En tant que président du comité d’orientation du programme national d’adaptation au changement climatique, je peux vous dire qu’il y a une vraie prise de conscience, aujourd’hui, de cet enjeu forestier. Le vote de cet amendement donnerait un signal d’accompagnement de ces mutations nécessaires. Je vous propose donc d’abonder de 50 millions d’euros l’action n° 05 du programme 362 ; évidemment, il faut bien les prendre quelque part : ce sera sur l’action n° 04 du programme 363.

Mme la présidente. Quel est l’avis de la commission ?

M. Jean-François Husson, rapporteur spécial. Défavorable.

Mme la présidente. Quel est l’avis du Gouvernement ?

M. Olivier Dussopt, ministre délégué. Défavorable.

Mme la présidente. Je mets aux voix l’amendement n° II-354 rectifié.

(Lamendement est adopté.) – (Applaudissements sur les travées du groupe GEST.)

Mme la présidente. L’amendement n° II-355 rectifié, présenté par M. Labbé, Mme Taillé-Polian, MM. Parigi et Benarroche, Mme Benbassa, M. Dantec, Mme de Marco, MM. Dossus, Fernique et Gontard, Mme Poncet Monge et M. Salmon, est ainsi libellé :

Modifier ainsi les crédits des programmes :

(En euros)

Programmes

Autorisations dengagement

Crédits de paiement

 

+

-

+

-

Écologie

50 000 000

 

50 000 000

 

Compétitivité

 

50 000 000

 

50 000 000

Cohésion

 

 

 

 

dont titre 2

TOTAL

50 000 000

50 000 000

50 000 000

50 000 000

SOLDE

0

0

La parole est à M. Joël Labbé.

M. Joël Labbé. Cet amendement vise à augmenter de 50 millions d’euros le budget consacré à la préservation et à la reconquête des haies. Il est en effet nécessaire de renforcer ce budget pour faire face aux enjeux de la transition agroécologique en accompagnant les agriculteurs.

Les haies ont un impact agronomique et environnemental majeur : elles permettent non seulement d’améliorer la qualité du sol et de limiter l’utilisation d’engrais, mais aussi de réduire l’utilisation de produits phytosanitaires, notamment en abritant les auxiliaires de culture. Leur rôle pour la préservation de l’eau et des sols n’est donc plus à démontrer. Elles ont aussi un impact pour le climat, notamment en favorisant le captage de carbone dans le sol. De plus, les haies constituent un gisement important d’énergies renouvelables.
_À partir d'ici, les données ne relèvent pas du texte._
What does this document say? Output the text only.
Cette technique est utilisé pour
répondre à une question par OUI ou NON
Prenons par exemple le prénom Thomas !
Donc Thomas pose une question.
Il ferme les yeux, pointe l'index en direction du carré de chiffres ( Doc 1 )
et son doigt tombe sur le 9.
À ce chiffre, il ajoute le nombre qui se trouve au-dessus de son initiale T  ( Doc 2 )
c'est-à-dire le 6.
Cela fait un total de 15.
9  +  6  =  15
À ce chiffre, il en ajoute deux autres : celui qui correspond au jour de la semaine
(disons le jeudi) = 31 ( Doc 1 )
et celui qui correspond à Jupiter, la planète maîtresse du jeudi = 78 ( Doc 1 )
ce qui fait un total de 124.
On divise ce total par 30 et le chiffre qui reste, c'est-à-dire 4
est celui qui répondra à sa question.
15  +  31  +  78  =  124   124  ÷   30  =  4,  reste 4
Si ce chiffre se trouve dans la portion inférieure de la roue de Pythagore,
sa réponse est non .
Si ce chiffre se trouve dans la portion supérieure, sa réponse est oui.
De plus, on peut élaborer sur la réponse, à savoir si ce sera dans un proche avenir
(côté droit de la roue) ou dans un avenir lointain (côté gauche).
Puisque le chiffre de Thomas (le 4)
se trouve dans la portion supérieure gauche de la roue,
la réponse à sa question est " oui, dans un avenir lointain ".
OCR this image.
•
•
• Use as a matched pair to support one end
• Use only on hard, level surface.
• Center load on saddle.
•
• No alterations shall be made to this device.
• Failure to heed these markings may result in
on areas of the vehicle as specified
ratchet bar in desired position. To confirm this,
Elles ont enfin un fort intérêt pour les paysages et pour la biodiversité. Même si, aujourd’hui, la destruction d’une haie est soumise à conditions, la réglementation ne suffit pas à enrayer leur déclin.

Lorsque l’on travaillait sur les betteraves et les néonicotinoïdes, en creusant le sujet, nous avons découvert que, formellement, il y avait encore 10 000 kilomètres linéaires de haies qui disparaissaient chaque année, malgré la réglementation, d’où la nécessité d’inciter véritablement à la préservation des haies existantes et à l’implantation de nouvelles.